Iscritta nel Libro d’Oro della Nobiltà Italiana, iscritta nell’Elenco Ufficiale Nobiliare Italiano anno 1922.

Arma: troncato rosso e d’azzurro alla fascia d’oro attraversante, nel capo da un sole d’oro, in punta da una conchiglia d’argento.

CARDILLO e CARDILLO CLOOS

Titoli: Nobile

Dimora: Catania, Palermo

Le prime memorie risalgono al XV secolo; DOMENICO Ministro della Regia Azienda, Consultore della Suprema Giunta di Sicilia in Napoli, con privilegio del 13 dicembre 1772 riconfermato nel 1774 ottenne il titolo di marchese; AGOSTINO giudice della Gran Corte del Regno di Napoli nel 1764, presidente del Tribunale del Concistoro nel 1797, del Regio Patrimonio nel 1805 e della Gran Corte nel 1810, cavaliere di Malta; ANTONIO, marchese, senatore del Regno delle Due Sicilie dal 1824 al 1830; VINCENZO 2° tenente del “3° Reggimento Fanteria di Linea Principe” ha partecipato alla campagna del 1860/61 per la difesa del Regno dall’invasione piemontese.

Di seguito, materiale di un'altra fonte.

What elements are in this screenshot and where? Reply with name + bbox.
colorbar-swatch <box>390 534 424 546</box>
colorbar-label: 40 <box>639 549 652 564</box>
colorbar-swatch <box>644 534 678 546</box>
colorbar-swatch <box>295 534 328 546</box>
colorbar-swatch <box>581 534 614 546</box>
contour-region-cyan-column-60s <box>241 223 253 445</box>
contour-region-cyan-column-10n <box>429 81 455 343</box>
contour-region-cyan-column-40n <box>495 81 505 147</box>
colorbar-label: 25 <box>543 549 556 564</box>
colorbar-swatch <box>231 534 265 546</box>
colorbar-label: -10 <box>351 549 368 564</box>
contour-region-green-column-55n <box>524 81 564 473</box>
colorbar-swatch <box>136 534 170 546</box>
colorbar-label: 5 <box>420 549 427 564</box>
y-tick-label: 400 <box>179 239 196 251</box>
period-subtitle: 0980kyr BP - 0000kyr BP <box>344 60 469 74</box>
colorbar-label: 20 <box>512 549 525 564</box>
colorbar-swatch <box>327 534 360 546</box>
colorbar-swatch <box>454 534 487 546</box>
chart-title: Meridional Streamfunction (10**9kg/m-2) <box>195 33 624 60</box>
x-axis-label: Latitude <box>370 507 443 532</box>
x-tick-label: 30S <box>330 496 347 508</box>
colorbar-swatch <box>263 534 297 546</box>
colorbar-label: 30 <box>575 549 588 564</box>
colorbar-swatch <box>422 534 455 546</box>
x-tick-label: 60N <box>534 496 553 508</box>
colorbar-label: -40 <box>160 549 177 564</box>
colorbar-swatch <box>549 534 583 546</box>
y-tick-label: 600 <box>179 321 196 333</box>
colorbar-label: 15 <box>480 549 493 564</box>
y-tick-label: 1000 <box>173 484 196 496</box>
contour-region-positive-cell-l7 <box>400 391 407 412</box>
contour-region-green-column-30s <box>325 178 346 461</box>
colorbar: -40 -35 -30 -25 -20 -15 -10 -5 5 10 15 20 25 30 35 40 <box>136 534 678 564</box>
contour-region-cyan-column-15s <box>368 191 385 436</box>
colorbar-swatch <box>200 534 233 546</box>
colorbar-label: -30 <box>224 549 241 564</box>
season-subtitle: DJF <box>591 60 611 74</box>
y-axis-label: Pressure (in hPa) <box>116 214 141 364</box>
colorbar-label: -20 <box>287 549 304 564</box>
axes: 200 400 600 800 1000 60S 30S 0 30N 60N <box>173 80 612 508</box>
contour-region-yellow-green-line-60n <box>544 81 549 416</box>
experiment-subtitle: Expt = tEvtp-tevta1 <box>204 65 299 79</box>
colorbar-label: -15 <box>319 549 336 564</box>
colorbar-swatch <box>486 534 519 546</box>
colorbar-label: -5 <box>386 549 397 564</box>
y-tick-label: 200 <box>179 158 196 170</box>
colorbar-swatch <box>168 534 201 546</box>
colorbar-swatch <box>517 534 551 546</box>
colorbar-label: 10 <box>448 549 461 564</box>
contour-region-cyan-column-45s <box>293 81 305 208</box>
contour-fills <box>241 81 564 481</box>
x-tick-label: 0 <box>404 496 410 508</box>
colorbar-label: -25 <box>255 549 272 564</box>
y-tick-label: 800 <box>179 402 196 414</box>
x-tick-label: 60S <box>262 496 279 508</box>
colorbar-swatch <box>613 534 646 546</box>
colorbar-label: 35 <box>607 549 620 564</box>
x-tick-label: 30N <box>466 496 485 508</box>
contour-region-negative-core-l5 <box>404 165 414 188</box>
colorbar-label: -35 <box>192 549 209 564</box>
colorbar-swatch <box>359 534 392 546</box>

Con RR. LL. PP. (Regie Lettere Patenti) del 11 dicembre 1912 il titolo di marchese passò alla famiglia Cloos la quale divenne poi  Cardillo Cloos.

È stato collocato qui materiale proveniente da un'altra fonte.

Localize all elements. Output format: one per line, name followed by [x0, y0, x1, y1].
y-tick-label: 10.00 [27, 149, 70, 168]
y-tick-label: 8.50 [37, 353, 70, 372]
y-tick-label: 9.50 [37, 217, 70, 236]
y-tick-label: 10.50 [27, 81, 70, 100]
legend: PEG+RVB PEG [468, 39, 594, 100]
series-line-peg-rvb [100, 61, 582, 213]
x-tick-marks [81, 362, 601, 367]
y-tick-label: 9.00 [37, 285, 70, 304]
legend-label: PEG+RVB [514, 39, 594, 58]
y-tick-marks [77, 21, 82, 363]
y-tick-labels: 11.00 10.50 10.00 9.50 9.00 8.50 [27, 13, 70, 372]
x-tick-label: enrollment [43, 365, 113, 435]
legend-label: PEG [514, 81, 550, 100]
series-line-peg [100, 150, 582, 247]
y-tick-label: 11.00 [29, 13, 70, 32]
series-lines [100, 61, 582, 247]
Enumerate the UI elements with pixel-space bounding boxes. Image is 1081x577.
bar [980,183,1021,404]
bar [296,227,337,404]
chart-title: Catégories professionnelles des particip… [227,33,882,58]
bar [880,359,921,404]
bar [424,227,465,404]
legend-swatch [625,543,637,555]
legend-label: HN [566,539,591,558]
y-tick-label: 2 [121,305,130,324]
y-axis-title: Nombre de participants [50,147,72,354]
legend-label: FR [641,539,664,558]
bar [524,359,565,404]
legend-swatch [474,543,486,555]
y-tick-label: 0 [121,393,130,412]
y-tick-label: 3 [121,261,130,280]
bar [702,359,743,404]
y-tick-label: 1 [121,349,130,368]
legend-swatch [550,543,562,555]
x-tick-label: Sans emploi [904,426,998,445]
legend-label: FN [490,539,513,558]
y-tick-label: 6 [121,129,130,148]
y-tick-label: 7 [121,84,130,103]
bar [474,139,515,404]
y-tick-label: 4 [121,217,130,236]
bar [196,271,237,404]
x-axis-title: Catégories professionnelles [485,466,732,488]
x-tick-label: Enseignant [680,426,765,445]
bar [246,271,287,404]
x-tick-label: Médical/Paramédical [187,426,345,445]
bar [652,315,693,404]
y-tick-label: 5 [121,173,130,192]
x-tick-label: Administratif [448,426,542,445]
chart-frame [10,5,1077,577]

Iscritta nel Libro d’Oro della Nobiltà Italiana, iscritta nell’Elenco Ufficiale Nobiliare Italiano anno 1922

Arma: troncato d’azzurro alla fascia d’oro, in capo corona d’oro sormontata da tre stelle delle stesso, in punta un cardellino sopra un ramo d’olivo (casa Cardillo Cloos)

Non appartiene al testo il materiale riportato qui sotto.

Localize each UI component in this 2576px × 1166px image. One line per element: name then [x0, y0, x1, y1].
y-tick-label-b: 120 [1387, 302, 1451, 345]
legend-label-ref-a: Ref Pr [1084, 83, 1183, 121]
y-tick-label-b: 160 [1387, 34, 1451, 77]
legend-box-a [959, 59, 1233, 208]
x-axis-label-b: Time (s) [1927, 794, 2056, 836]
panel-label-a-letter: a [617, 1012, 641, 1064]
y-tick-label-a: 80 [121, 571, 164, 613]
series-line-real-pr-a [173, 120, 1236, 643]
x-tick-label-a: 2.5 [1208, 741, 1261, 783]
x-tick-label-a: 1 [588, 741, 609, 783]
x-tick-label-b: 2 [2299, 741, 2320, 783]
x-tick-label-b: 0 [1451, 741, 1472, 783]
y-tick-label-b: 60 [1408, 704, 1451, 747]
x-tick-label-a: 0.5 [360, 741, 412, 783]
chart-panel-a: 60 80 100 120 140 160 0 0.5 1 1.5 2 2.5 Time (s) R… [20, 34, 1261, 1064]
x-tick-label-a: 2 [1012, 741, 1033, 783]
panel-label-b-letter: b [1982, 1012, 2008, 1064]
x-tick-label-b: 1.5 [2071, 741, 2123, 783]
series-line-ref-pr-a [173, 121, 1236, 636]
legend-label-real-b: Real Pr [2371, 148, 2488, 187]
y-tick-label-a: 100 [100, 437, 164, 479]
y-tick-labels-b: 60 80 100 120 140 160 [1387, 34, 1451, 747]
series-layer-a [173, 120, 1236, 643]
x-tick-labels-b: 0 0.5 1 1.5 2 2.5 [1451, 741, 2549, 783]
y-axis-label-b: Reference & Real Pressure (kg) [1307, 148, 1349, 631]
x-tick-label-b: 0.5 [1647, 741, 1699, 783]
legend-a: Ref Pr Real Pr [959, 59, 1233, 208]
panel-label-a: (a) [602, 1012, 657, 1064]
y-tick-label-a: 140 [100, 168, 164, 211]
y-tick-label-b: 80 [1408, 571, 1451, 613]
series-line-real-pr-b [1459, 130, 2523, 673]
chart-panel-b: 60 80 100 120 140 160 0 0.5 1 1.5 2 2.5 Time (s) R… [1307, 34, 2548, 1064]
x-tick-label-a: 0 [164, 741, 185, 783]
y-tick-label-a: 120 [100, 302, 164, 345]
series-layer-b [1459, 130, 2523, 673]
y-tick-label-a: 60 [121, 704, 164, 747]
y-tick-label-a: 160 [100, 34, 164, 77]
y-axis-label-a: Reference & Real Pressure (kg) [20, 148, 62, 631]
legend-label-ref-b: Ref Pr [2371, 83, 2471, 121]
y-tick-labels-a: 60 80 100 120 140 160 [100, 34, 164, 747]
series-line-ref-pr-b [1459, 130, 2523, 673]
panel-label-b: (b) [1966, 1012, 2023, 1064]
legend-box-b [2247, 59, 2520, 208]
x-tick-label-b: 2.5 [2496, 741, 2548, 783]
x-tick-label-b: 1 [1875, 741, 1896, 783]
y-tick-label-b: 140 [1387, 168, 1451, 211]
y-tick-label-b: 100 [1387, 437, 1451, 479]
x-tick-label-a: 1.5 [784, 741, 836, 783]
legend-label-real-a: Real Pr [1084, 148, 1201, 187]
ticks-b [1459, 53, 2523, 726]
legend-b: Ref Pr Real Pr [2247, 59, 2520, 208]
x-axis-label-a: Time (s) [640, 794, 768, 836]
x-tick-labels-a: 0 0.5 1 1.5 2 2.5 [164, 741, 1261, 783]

troncato con la fascia di rosso, 1° d’azzurro alla corona di marchese sormontata da tre stelle d’argento ordinate al capo, al cardellino al naturale sopra un ramo d’olivo  fiorito d’argento al terrazzo di verde (casa Cardillo)

CARDONA

Titoli: nobile

Dimora : Siracusa

Famiglia di origine spagnola passata in Sicilia al seguito di re Pietro d’Aragona. ANTONIO vicerè di Sicilia nel 1417; GIOVANNI conte di Prades nel 1477; PIETRO maestro giustiziere del Regno, ottenne il 1 dicembre 1444 le terre di Collesano, Caronia, Petralla, il feudo di Bilici e nomina di conte di Collesano; ARTALE, conte di Collesano, il 25 agosto 1451 ottenne la terra e il castello di Nasso, il castello di Capo d’Orlando e di Polizzi, la nomina di Gran Cancelliere del Regno di Sicilia; PIETRO cavaliere del Toson d’Oro (ordine che dichiarava gli investiti  “cugini” del re di Spagna), Grande Almirante (ammiraglio) del Regno, tenente generale di re Ferdinando il Cattolico, Gran Contestabile del Regno di Sicilia, stratico di Messina nel 1497; ENRICO  arcivescovo di Monreale nel 1512 e cardinale di San Marcello; RAIMONDO, conte di Albeto, (Albento), capitano generale delle forze di terra e di mare dell’imperatore Carlo V, vicerè di Sicilia dal 1506 al 1509, luogotenente e  Grand’Ammiraglio del Regno di Napoli nell’anno 1519, con privilegio del 15 giugno 1521 ebbe la concessione di amministrare la città di Mazzara con piena giurisdizione. Aggregati alla mastra nobile di Siracusa nel 1755. GIOVANNI BATTISTA senatore del Regno di Sicilia nel 1809/10.

Iscritta nell’Elenco Ufficiale Nobiliare Italiano nel 1922.

Arma: di rosso a 3 cardoni d’oro fogliati di verde, alias  inquartato 1° d’azzurro ai 3 cardoni d’oro, 2° d’oro ai 4 pali di rosso traversata da una banda d’oro, 3° d’azzurro alla banda d’oro, 4° d’azzurro ai due leoni e colonna al naturale coronata d’oro.